CRICO Celebrates 40 Years in Patient Safety

By Susan Carr

CRICO, the medical professional liability (MPL) insurance company for the Harvard medical institutions and affiliates, is celebrating its 40th anniversary this year. In addition to providing members with liability coverage and claims management, CRICO has made reducing the risk of harm and improving patient safety a priority for the benefit of patients and providers of its member institutions and national clients. CRICO has become a leader in patient safety while continuing to serve its members’ needs by fostering a culture of safety, using data to identify risk and develop solutions, valuing professional relationships, and sharing its knowledge.

Early work in patient safety 

CRICO’s dedication to learning and clinical improvement dates back to its origins, when external events led Harvard to create a new kind of MPL insurance company. Malpractice premiums throughout the country, including Massachusetts, spiked in the late 1970s. Leaders of hospitals affiliated with Harvard devised a plan to reduce premiums by working together to improve quality, reduce risk, and control cost. With the blessing of Harvard President Derek Bok and Robert Ebert, dean of the Harvard Medical School, the group established one of the first captive liability insurance companies to serve Harvard’s medical institutions; a model that many health systems subsequently followed.

By supporting early research efforts of members of the Harvard medical community, including Drs. Lucian Leape, David Bates, and Atul Gawande, CRICO participated in foundational work during the earliest days of the patient safety movement. With a robust grants program, CRICO continues to invest in clinicians’ research efforts with funding and data access. And in all these efforts, CRICO looks beyond its members to share what it learns about problems and solutions with a growing national community.

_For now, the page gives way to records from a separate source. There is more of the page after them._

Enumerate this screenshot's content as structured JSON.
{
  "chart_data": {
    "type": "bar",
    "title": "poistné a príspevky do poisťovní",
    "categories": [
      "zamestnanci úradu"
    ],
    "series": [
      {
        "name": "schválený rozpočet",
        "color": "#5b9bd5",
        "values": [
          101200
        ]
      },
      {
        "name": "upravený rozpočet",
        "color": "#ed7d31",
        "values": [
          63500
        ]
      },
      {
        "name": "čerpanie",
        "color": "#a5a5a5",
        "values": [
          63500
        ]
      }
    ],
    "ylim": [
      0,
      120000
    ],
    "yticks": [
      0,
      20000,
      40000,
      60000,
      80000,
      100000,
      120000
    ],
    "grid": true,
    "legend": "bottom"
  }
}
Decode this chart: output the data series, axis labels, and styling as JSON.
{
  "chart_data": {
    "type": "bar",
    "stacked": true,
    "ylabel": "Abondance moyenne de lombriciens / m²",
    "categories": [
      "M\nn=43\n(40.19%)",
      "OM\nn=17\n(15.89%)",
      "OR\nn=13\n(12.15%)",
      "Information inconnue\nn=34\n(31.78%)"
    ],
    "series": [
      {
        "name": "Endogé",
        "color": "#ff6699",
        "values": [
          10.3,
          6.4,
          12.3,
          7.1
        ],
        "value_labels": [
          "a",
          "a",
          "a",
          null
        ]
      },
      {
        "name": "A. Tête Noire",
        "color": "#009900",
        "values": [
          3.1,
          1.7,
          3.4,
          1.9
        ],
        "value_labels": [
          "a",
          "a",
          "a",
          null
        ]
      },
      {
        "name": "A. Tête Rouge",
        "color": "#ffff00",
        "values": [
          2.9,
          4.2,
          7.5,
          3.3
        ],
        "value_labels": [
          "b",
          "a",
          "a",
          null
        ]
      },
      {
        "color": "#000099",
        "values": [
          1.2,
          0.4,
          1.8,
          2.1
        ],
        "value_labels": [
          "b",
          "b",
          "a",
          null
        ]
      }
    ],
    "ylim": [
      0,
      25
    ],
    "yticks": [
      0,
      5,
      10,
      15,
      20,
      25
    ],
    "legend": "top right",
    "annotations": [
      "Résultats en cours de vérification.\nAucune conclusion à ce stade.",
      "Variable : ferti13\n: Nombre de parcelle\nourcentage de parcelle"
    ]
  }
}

For a captive insurer, CRICO’s size is unusual. Most captives serve one health system, but CRICO serves 11 distinct organizations, covering all of their nearly 13,000 physicians, and 100,000+ affiliated clinicians and employees. Although the hospitals and practices CRICO serves could be considered “family” within the Harvard community, in reality, they are highly competitive with each other in the Boston market. At the same time, gathering clinical experience, data, and knowledge across all levels of its member organizations and encouraging them to work together to improve patient safety, offers incomparable opportunities for learning. CRICO has been able to use its size, structure, and culture to convince members to put competition aside in the interest of clinical improvement. When leveraged properly, the community’s whole is far greater than the sum of its parts.

Convening for safety 

CRICO’s tradition of bringing members together to address specific issues—“convening”—captures the collective knowledge of professionals who are usually competitors to solving problems to benefit the common good. CRICO convenes influential representatives of the community to work on issues identified through claims analysis as most vulnerable to risk. Through face-to-face meetings and facilitated discussion, trust develops over time. CRICO is able to leverage its unique position, and use positive incentives and data to drive change.